Trusts & Estates is a far-reaching and broad-based discipline of law that impacts private citizens’ decisions about mortality, property, and personal relationships. Many aspects of this legal discipline, however, are based on legislators’, judges’, and law reformers’ speculations about donors and their preferred intentions. And yet estate planning documents, whether created by lawyers or by the donors themselves, provide a window into history, society, and human interaction. Although there are a handful of decades-old and oft-cited studies describing evidence derived from will vaults about what ordinary people had decided to do with their belongings and wealth, until recently relatively few trusts and estates scholars had explored empirical evidence in this field. Over the past few years, however, there has been a renewed interest in analyzing historical and empirical evidence derived from court files, will vaults, tax and other records, and surveys of individuals and institutions. Scholars have used this material to revisit some of long accepted assumptions and unanswered questions that underlie trusts and estates theory, doctrine, values, and practice. This panel will explore this ongoing historical and empirical research as it interrogates existing ideas about preferred default rules, interpretation standards, donor and beneficiary preferences, fiduciary norms, and wealth accumulation and transmission more generally.

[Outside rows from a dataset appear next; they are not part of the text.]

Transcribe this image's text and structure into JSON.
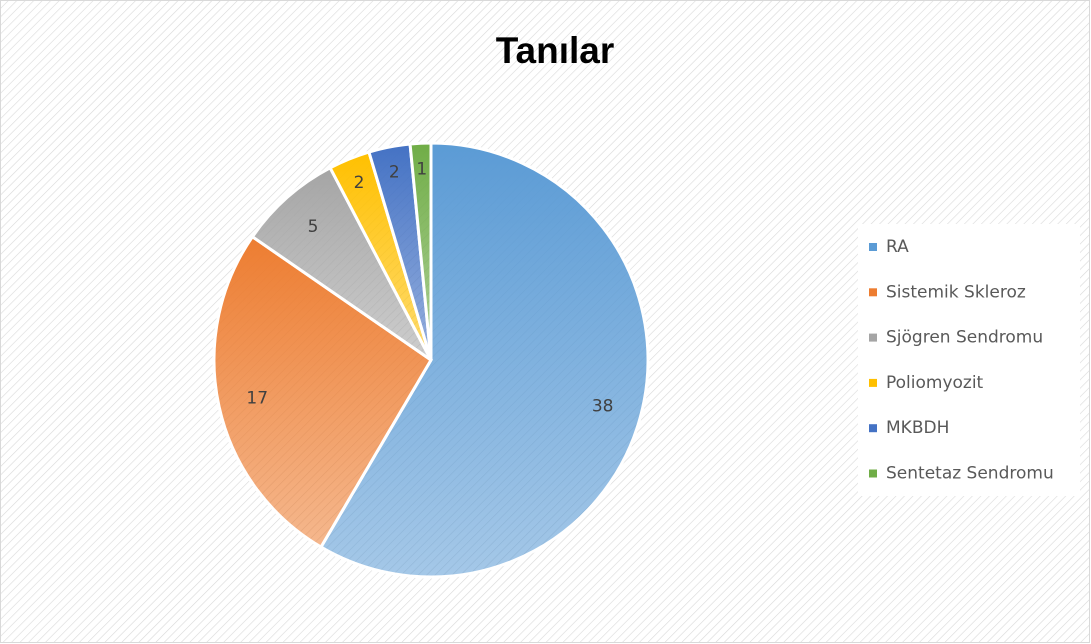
{
  "chart_data": {
    "type": "pie",
    "title": "Tanılar",
    "categories": [
      "RA",
      "Sistemik Skleroz",
      "Sjögren Sendromu",
      "Poliomyozit",
      "MKBDH",
      "Sentetaz Sendromu"
    ],
    "values": [
      38,
      17,
      5,
      2,
      2,
      1
    ],
    "colors": [
      "#5b9bd5",
      "#ed7d31",
      "#a5a5a5",
      "#ffc000",
      "#4472c4",
      "#70ad47"
    ],
    "legend": "right"
  }
}
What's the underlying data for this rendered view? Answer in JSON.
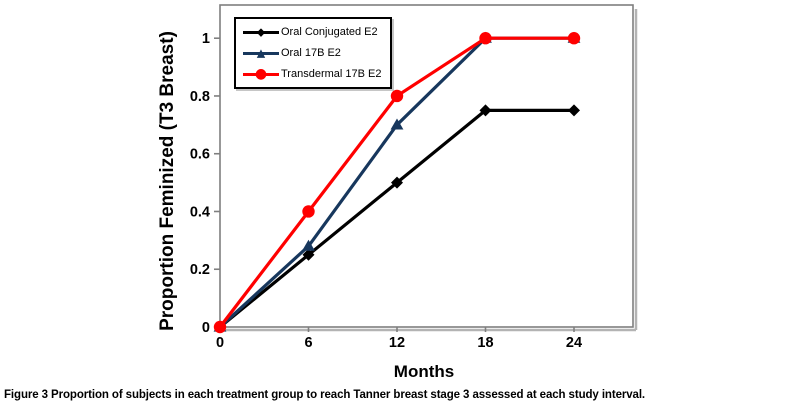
{
  "figure": {
    "caption_label": "Figure 3",
    "caption_text": " Proportion of subjects in each treatment group to reach Tanner breast stage 3 assessed at each study interval."
  },
  "chart_data": {
    "type": "line",
    "title": "",
    "xlabel": "Months",
    "ylabel": "Proportion Feminized (T3 Breast)",
    "x": [
      0,
      6,
      12,
      18,
      24
    ],
    "x_ticks": [
      0,
      6,
      12,
      18,
      24
    ],
    "y_ticks": [
      0,
      0.2,
      0.4,
      0.6,
      0.8,
      1
    ],
    "xlim": [
      0,
      28
    ],
    "ylim": [
      0,
      1.115
    ],
    "grid": false,
    "legend_position": "top-left-inside",
    "frame_color": "#7f7f7f",
    "tick_label_color": "#000000",
    "series": [
      {
        "name": "Oral Conjugated E2",
        "color": "#000000",
        "marker": "diamond",
        "marker_glyph": "◆",
        "values": [
          0,
          0.25,
          0.5,
          0.75,
          0.75
        ]
      },
      {
        "name": "Oral 17B E2",
        "color": "#17375D",
        "marker": "triangle",
        "marker_glyph": "▲",
        "values": [
          0,
          0.28,
          0.7,
          1,
          1
        ]
      },
      {
        "name": "Transdermal 17B E2",
        "color": "#FF0000",
        "marker": "circle",
        "marker_glyph": "●",
        "values": [
          0,
          0.4,
          0.8,
          1,
          1
        ]
      }
    ]
  }
}
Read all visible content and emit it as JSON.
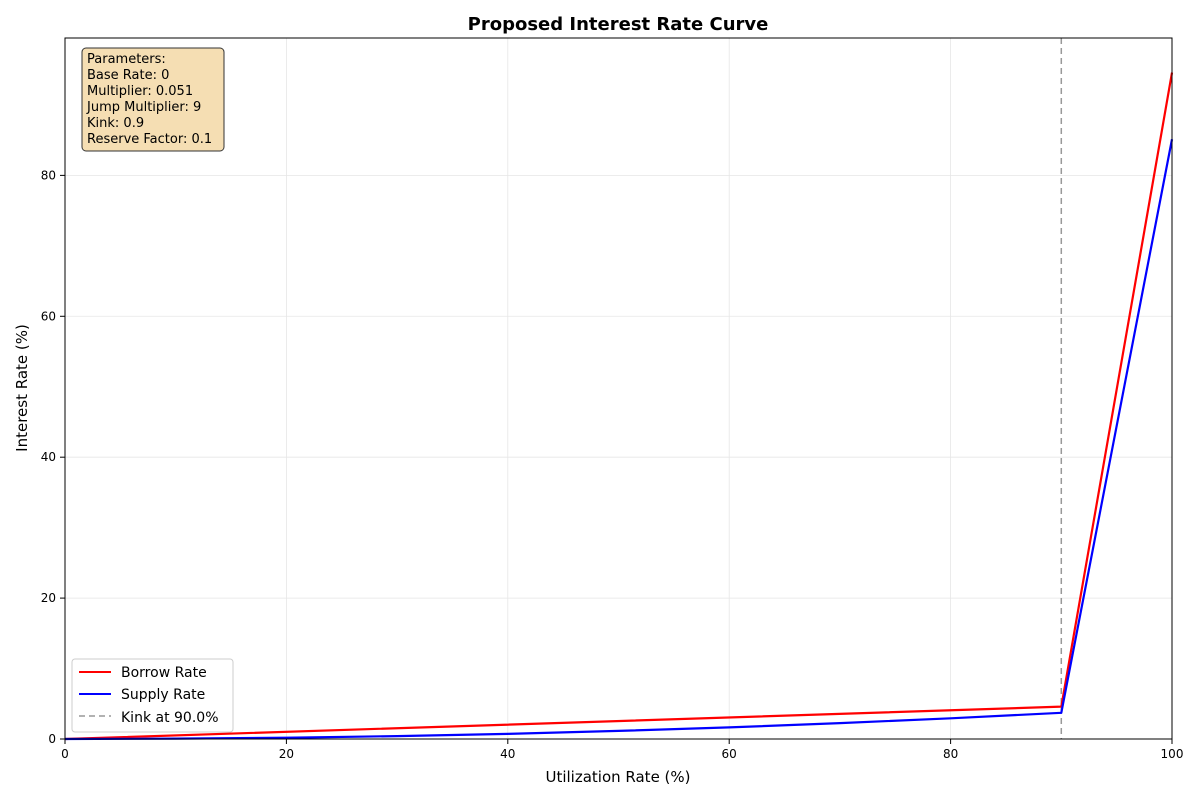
{
  "chart_data": {
    "type": "line",
    "title": "Proposed Interest Rate Curve",
    "xlabel": "Utilization Rate (%)",
    "ylabel": "Interest Rate (%)",
    "xlim": [
      0,
      100
    ],
    "ylim": [
      0,
      99.5
    ],
    "xticks": [
      0,
      20,
      40,
      60,
      80,
      100
    ],
    "yticks": [
      0,
      20,
      40,
      60,
      80
    ],
    "grid": true,
    "legend_position": "lower-left",
    "series": [
      {
        "name": "Borrow Rate",
        "color": "#ff0000",
        "x": [
          0,
          90,
          100
        ],
        "y": [
          0,
          4.59,
          94.59
        ]
      },
      {
        "name": "Supply Rate",
        "color": "#0000ff",
        "x": [
          0,
          10,
          20,
          30,
          40,
          50,
          60,
          70,
          80,
          90,
          100
        ],
        "y": [
          0,
          0.05,
          0.18,
          0.41,
          0.73,
          1.15,
          1.65,
          2.25,
          2.94,
          3.72,
          85.13
        ]
      }
    ],
    "reference_lines": [
      {
        "name": "Kink at 90.0%",
        "orientation": "vertical",
        "x": 90,
        "color": "#999999",
        "style": "dashed"
      }
    ],
    "annotation": {
      "lines": [
        "Parameters:",
        "Base Rate: 0",
        "Multiplier: 0.051",
        "Jump Multiplier: 9",
        "Kink: 0.9",
        "Reserve Factor: 0.1"
      ],
      "background": "#f5deb3",
      "position": "top-left"
    }
  }
}
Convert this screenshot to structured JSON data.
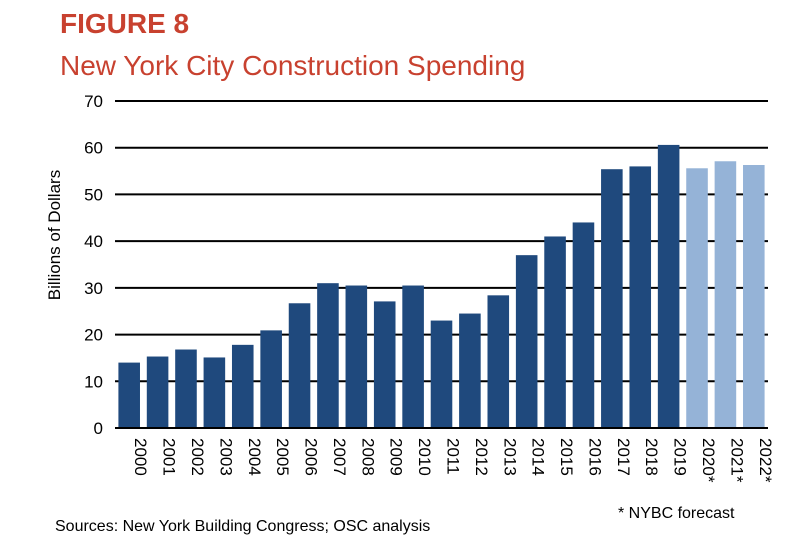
{
  "header": {
    "figure_label": "FIGURE 8",
    "title": "New York City Construction Spending"
  },
  "footer": {
    "sources": "Sources: New York Building Congress; OSC analysis",
    "note": "* NYBC forecast"
  },
  "colors": {
    "title": "#c8412f",
    "actual_bar": "#1f497d",
    "forecast_bar": "#95b3d7"
  },
  "chart_data": {
    "type": "bar",
    "title": "New York City Construction Spending",
    "xlabel": "",
    "ylabel": "Billions of Dollars",
    "ylim": [
      0,
      70
    ],
    "yticks": [
      0,
      10,
      20,
      30,
      40,
      50,
      60,
      70
    ],
    "grid": true,
    "categories": [
      "2000",
      "2001",
      "2002",
      "2003",
      "2004",
      "2005",
      "2006",
      "2007",
      "2008",
      "2009",
      "2010",
      "2011",
      "2012",
      "2013",
      "2014",
      "2015",
      "2016",
      "2017",
      "2018",
      "2019",
      "2020*",
      "2021*",
      "2022*"
    ],
    "values": [
      14.0,
      15.3,
      16.8,
      15.1,
      17.8,
      20.9,
      26.7,
      31.0,
      30.5,
      27.1,
      30.5,
      23.0,
      24.5,
      28.4,
      37.0,
      41.0,
      44.0,
      55.4,
      56.0,
      60.6,
      55.6,
      57.1,
      56.3
    ],
    "forecast": [
      false,
      false,
      false,
      false,
      false,
      false,
      false,
      false,
      false,
      false,
      false,
      false,
      false,
      false,
      false,
      false,
      false,
      false,
      false,
      false,
      true,
      true,
      true
    ]
  }
}
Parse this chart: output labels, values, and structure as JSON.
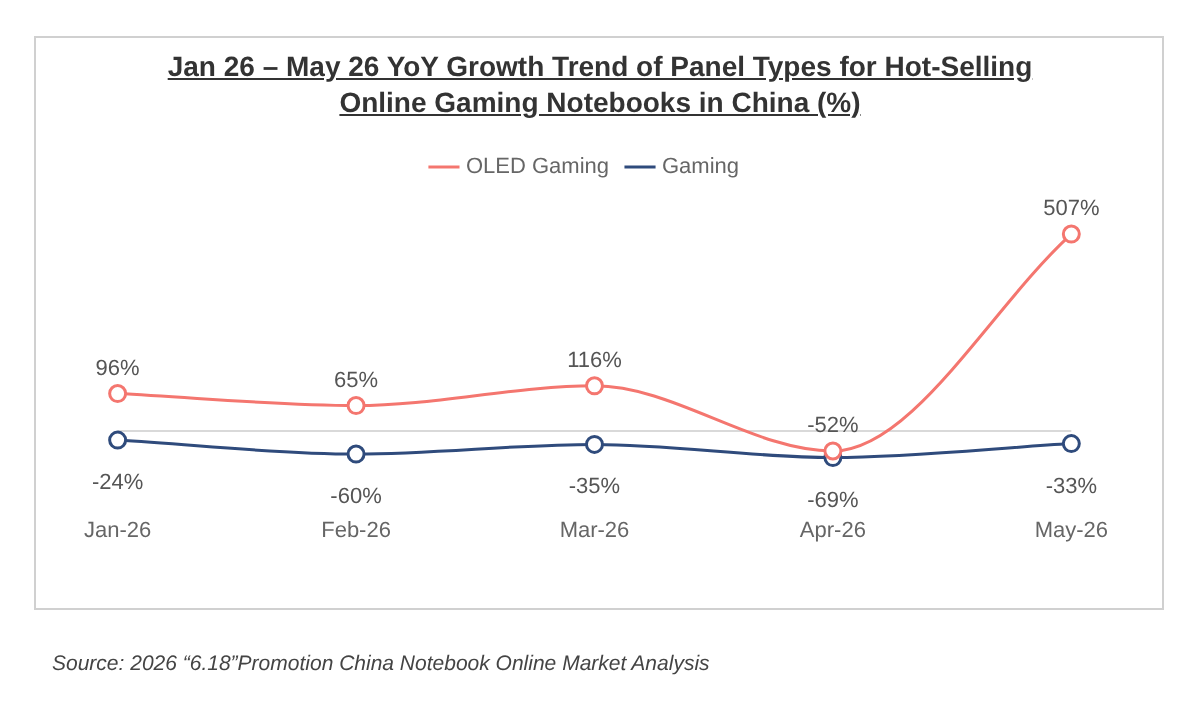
{
  "chart_data": {
    "type": "line",
    "title": "Jan 26 – May 26 YoY Growth Trend of Panel Types for Hot-Selling Online Gaming Notebooks in China (%)",
    "categories": [
      "Jan-26",
      "Feb-26",
      "Mar-26",
      "Apr-26",
      "May-26"
    ],
    "series": [
      {
        "name": "OLED Gaming",
        "color": "#f4766f",
        "values": [
          96,
          65,
          116,
          -52,
          507
        ],
        "value_labels": [
          "96%",
          "65%",
          "116%",
          "-52%",
          "507%"
        ]
      },
      {
        "name": "Gaming",
        "color": "#2f4b7c",
        "values": [
          -24,
          -60,
          -35,
          -69,
          -33
        ],
        "value_labels": [
          "-24%",
          "-60%",
          "-35%",
          "-69%",
          "-33%"
        ]
      }
    ],
    "legend": "top",
    "grid": false,
    "marker": "circle",
    "line_style": "solid",
    "annotations": [
      "Source: 2026 “6.18”Promotion China Notebook Online Market Analysis"
    ]
  }
}
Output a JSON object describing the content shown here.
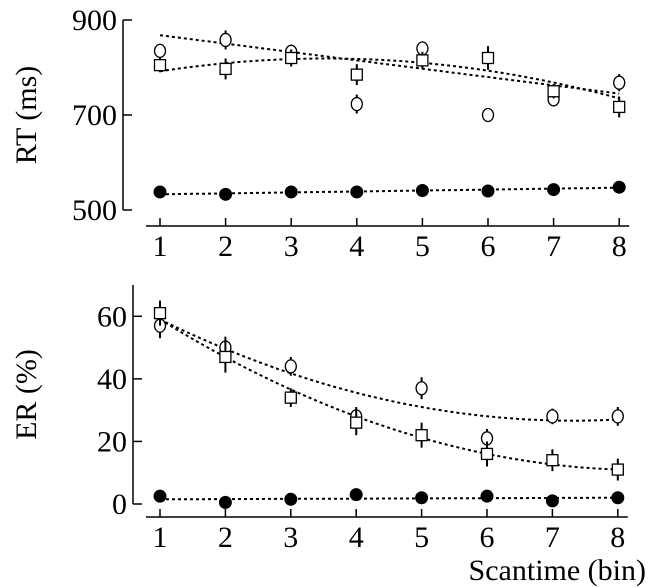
{
  "chart_data": [
    {
      "type": "scatter",
      "ylabel": "RT (ms)",
      "xlabel": "",
      "x": [
        1,
        2,
        3,
        4,
        5,
        6,
        7,
        8
      ],
      "ylim": [
        500,
        900
      ],
      "yticks": [
        500,
        700,
        900
      ],
      "xticks": [
        1,
        2,
        3,
        4,
        5,
        6,
        7,
        8
      ],
      "series": [
        {
          "marker": "open-circle",
          "values": [
            835,
            858,
            833,
            723,
            840,
            700,
            733,
            768
          ],
          "errors": [
            15,
            20,
            15,
            20,
            15,
            12,
            15,
            18
          ]
        },
        {
          "marker": "open-square",
          "values": [
            805,
            797,
            820,
            785,
            815,
            820,
            750,
            717
          ],
          "errors": [
            15,
            22,
            18,
            22,
            18,
            25,
            15,
            22
          ]
        },
        {
          "marker": "filled-circle",
          "values": [
            538,
            533,
            538,
            538,
            541,
            540,
            543,
            548
          ],
          "errors": [
            8,
            10,
            8,
            10,
            10,
            10,
            10,
            8
          ]
        }
      ],
      "fits": [
        {
          "type": "quadratic",
          "x": [
            1,
            8
          ],
          "y": [
            868,
            745
          ],
          "note_points": [
            [
              1,
              868
            ],
            [
              4,
              815
            ],
            [
              8,
              745
            ]
          ]
        },
        {
          "type": "quadratic",
          "x": [
            1,
            8
          ],
          "y": [
            792,
            735
          ],
          "note_points": [
            [
              1,
              792
            ],
            [
              4,
              818
            ],
            [
              8,
              735
            ]
          ]
        },
        {
          "type": "linear",
          "x": [
            1,
            8
          ],
          "y": [
            533,
            547
          ]
        }
      ]
    },
    {
      "type": "scatter",
      "ylabel": "ER (%)",
      "xlabel": "Scantime (bin)",
      "x": [
        1,
        2,
        3,
        4,
        5,
        6,
        7,
        8
      ],
      "ylim": [
        0,
        70
      ],
      "yticks": [
        0,
        20,
        40,
        60
      ],
      "xticks": [
        1,
        2,
        3,
        4,
        5,
        6,
        7,
        8
      ],
      "series": [
        {
          "marker": "open-circle",
          "values": [
            57,
            50,
            44,
            28,
            37,
            21,
            28,
            28
          ],
          "errors": [
            4,
            3.5,
            3,
            3,
            3.5,
            3,
            2.5,
            3
          ]
        },
        {
          "marker": "open-square",
          "values": [
            61,
            47,
            34,
            26,
            22,
            16,
            14,
            11
          ],
          "errors": [
            4,
            5,
            3,
            4,
            4,
            4,
            3.5,
            3.5
          ]
        },
        {
          "marker": "filled-circle",
          "values": [
            2.5,
            0.5,
            1.5,
            3,
            2,
            2.5,
            1,
            2
          ],
          "errors": [
            0.5,
            0.5,
            0.5,
            0.5,
            0.5,
            0.5,
            0.5,
            0.5
          ]
        }
      ],
      "fits": [
        {
          "type": "quadratic",
          "note_points": [
            [
              1,
              59
            ],
            [
              5,
              31
            ],
            [
              8,
              27
            ]
          ]
        },
        {
          "type": "quadratic",
          "note_points": [
            [
              1,
              59
            ],
            [
              4,
              28
            ],
            [
              8,
              11
            ]
          ]
        },
        {
          "type": "linear",
          "x": [
            1,
            8
          ],
          "y": [
            1.5,
            2
          ]
        }
      ]
    }
  ]
}
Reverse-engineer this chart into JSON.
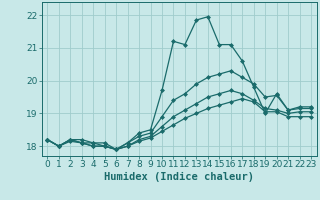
{
  "title": "",
  "xlabel": "Humidex (Indice chaleur)",
  "ylabel": "",
  "xlim": [
    -0.5,
    23.5
  ],
  "ylim": [
    17.7,
    22.4
  ],
  "yticks": [
    18,
    19,
    20,
    21,
    22
  ],
  "xticks": [
    0,
    1,
    2,
    3,
    4,
    5,
    6,
    7,
    8,
    9,
    10,
    11,
    12,
    13,
    14,
    15,
    16,
    17,
    18,
    19,
    20,
    21,
    22,
    23
  ],
  "background_color": "#c8e8e8",
  "grid_color": "#a0cccc",
  "line_color": "#1a6b6b",
  "lines": [
    {
      "x": [
        0,
        1,
        2,
        3,
        4,
        5,
        6,
        7,
        8,
        9,
        10,
        11,
        12,
        13,
        14,
        15,
        16,
        17,
        18,
        19,
        20,
        21,
        22,
        23
      ],
      "y": [
        18.2,
        18.0,
        18.2,
        18.2,
        18.1,
        18.1,
        17.9,
        18.1,
        18.4,
        18.5,
        19.7,
        21.2,
        21.1,
        21.85,
        21.95,
        21.1,
        21.1,
        20.6,
        19.8,
        19.0,
        19.6,
        19.1,
        19.2,
        19.2
      ],
      "marker": "D",
      "markersize": 2.0,
      "linewidth": 0.9
    },
    {
      "x": [
        0,
        1,
        2,
        3,
        4,
        5,
        6,
        7,
        8,
        9,
        10,
        11,
        12,
        13,
        14,
        15,
        16,
        17,
        18,
        19,
        20,
        21,
        22,
        23
      ],
      "y": [
        18.2,
        18.0,
        18.2,
        18.1,
        18.1,
        18.0,
        17.9,
        18.1,
        18.3,
        18.4,
        18.9,
        19.4,
        19.6,
        19.9,
        20.1,
        20.2,
        20.3,
        20.1,
        19.9,
        19.5,
        19.55,
        19.1,
        19.15,
        19.15
      ],
      "marker": "D",
      "markersize": 2.0,
      "linewidth": 0.9
    },
    {
      "x": [
        0,
        1,
        2,
        3,
        4,
        5,
        6,
        7,
        8,
        9,
        10,
        11,
        12,
        13,
        14,
        15,
        16,
        17,
        18,
        19,
        20,
        21,
        22,
        23
      ],
      "y": [
        18.2,
        18.0,
        18.2,
        18.1,
        18.0,
        18.0,
        17.9,
        18.0,
        18.2,
        18.3,
        18.6,
        18.9,
        19.1,
        19.3,
        19.5,
        19.6,
        19.7,
        19.6,
        19.4,
        19.15,
        19.1,
        19.0,
        19.05,
        19.05
      ],
      "marker": "D",
      "markersize": 2.0,
      "linewidth": 0.9
    },
    {
      "x": [
        0,
        1,
        2,
        3,
        4,
        5,
        6,
        7,
        8,
        9,
        10,
        11,
        12,
        13,
        14,
        15,
        16,
        17,
        18,
        19,
        20,
        21,
        22,
        23
      ],
      "y": [
        18.2,
        18.0,
        18.15,
        18.1,
        18.0,
        18.0,
        17.9,
        18.0,
        18.15,
        18.25,
        18.45,
        18.65,
        18.85,
        19.0,
        19.15,
        19.25,
        19.35,
        19.45,
        19.35,
        19.05,
        19.05,
        18.9,
        18.9,
        18.9
      ],
      "marker": "D",
      "markersize": 2.0,
      "linewidth": 0.9
    }
  ],
  "tick_fontsize": 6.5,
  "xlabel_fontsize": 7.5,
  "xlabel_fontweight": "bold"
}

Submissions, due dates and method:
Submissions should be of abstracts between 250 and 1000 words, inclusive of any footnotes. Scholarship may be at any stage of the publication process from work-in-progress to completed article, but if already published, scholarship may not be published any earlier than 2016. Each potential speaker may submit only one abstract for consideration.
There are two submission due dates. The Section seeks detailed abstracts in late summer, with final papers due in late fall.
- The due date for detailed abstracts is August 25, 2017.
- The due date for final papers is November 17, 2017.
Abstracts and papers should be submitted electronically to: Deborah S. Gordon at [email protected]
Submission review, selection, conference attendance:
Abstracts and papers will be reviewed by members of the Section’s Executive Committee. Selected presenters will be announced in the fall of 2017. The Call for Paper presenters will be responsible for paying their registration fee and hotel and travel expenses.